[Bambini Vivaci] Articolo tradotto: Richiesta d’attenzione confusa con ADHD

Come già detto, l’idea di questa community nasce a seguito del lavoro del prof. Nigel Mellor, che fa ricerche per capire meglio quando si possa parlare di richiesta d’attenzione piuttosto che di ADHD.

(Nelle campagne segnalate trovate molti materiali su ADHD e anche sulla sua difficoltà di essere diagnosticata e su tutti i dubbi di professionisti sui trattamenti farmaceutici.)

Ancora questa stamattina in macchina ho sentito per caso su RADIOUNO, SPORTLANDIA e negli ultimi 5 minuti c’e’ l’intervista a Elisabetta Armiato,già Etoile della Scala di Milano e sostenitrice della campagna “Perché non accada”.

Nel seguito traduco il testo di questo articolo, in cui appunto il prof. Mellor sostiene come oggi la ricerca sui comportamenti legati alla richiesta d’attenzione sia di fatto trascurata.

Insegnanti e genitori dovrebbero stare attenti a non confondere i bambini che manifestano richiesta d’attenzione con quelli che soffrono della Sindrome di carenza di attenzione e iperattività (ADHD).

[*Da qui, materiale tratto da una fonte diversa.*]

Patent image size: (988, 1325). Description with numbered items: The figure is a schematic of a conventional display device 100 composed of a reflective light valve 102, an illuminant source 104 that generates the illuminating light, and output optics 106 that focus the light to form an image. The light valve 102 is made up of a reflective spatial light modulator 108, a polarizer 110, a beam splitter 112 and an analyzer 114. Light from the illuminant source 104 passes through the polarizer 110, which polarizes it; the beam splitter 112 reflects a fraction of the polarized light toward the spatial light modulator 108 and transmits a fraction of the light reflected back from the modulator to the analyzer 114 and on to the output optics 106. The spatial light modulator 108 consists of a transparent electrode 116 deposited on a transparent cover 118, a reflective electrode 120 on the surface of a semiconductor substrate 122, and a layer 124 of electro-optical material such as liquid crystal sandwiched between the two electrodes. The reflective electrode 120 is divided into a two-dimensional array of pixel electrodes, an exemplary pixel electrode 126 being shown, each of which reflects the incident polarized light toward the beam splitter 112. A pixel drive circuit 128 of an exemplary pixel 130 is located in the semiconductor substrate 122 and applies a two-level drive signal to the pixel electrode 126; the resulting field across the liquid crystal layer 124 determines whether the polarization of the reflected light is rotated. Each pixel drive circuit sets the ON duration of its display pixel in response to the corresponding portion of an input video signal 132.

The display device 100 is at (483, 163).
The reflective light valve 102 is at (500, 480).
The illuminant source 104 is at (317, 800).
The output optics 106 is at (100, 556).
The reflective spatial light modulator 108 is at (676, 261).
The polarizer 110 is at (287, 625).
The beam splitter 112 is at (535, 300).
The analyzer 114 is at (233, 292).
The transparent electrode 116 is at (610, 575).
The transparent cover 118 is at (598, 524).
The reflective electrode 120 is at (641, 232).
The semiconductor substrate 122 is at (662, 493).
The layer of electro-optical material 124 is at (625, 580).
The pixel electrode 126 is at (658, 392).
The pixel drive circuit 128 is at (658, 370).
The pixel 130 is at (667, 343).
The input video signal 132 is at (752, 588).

Questo è il risultato della ricerca del Dr. Nigle Mellor uno Psicologo dell’Educazione, presentata il 10 Gennaio 2008, alla conferenza annuale a Bournemouth della British Psychological Society’s Division of Child and Educational Psychology.

ADHD è un argomento di crescente attenzione che ha attirato un grande numero di ricerche e interesse, dovuto al numero di bambini che attualmente lamentano questo disturbo, Sfortunatamente, la richiesta d’attenzione è stata largamento trascurata dai ricercatori e i due problemi possono apparire molto simili rendendo il trattamento e l’identificazione dell’ADHD effettivamente molto difficile.

Questa ricerca è stata focalizzata su 15 scuole per un periodo di 3 anni e ha permesso di stabilire che è possibile distinguere fra ADHD e Richiesta d’attenzione, per abilitare i trattamenti da utilizzare in modo appropriato. La ricerca ha permesso di scoprie che i bambini che hanno richiesta d’attenzione generalmente “si comportano male” per ottenere l’attenzione degli adulti vicini e sono in grado di relazionarsi bene con le persone più grandi o più piccole ma non con quelli della stessa età e mostrano ottime capacità linguiste. Nessuno di questi comportamenti è caratteristico dell’ADHD.

Il Dr. Mellor dice: “Va considerato che il tipico supporto per i genitori di un bambino con ADHD generalmente richede da 8 a 12 sedute, e a volte di più, mentre la ricerca di attenzione può essere risolta con un minimo di due fino a cinque sessioni. Essere in grado di identificare correttamente i bambini con ADHD da quelli con richiesta d’attenzione ci permetterà di dare il giusto supporto alle persone giuste.”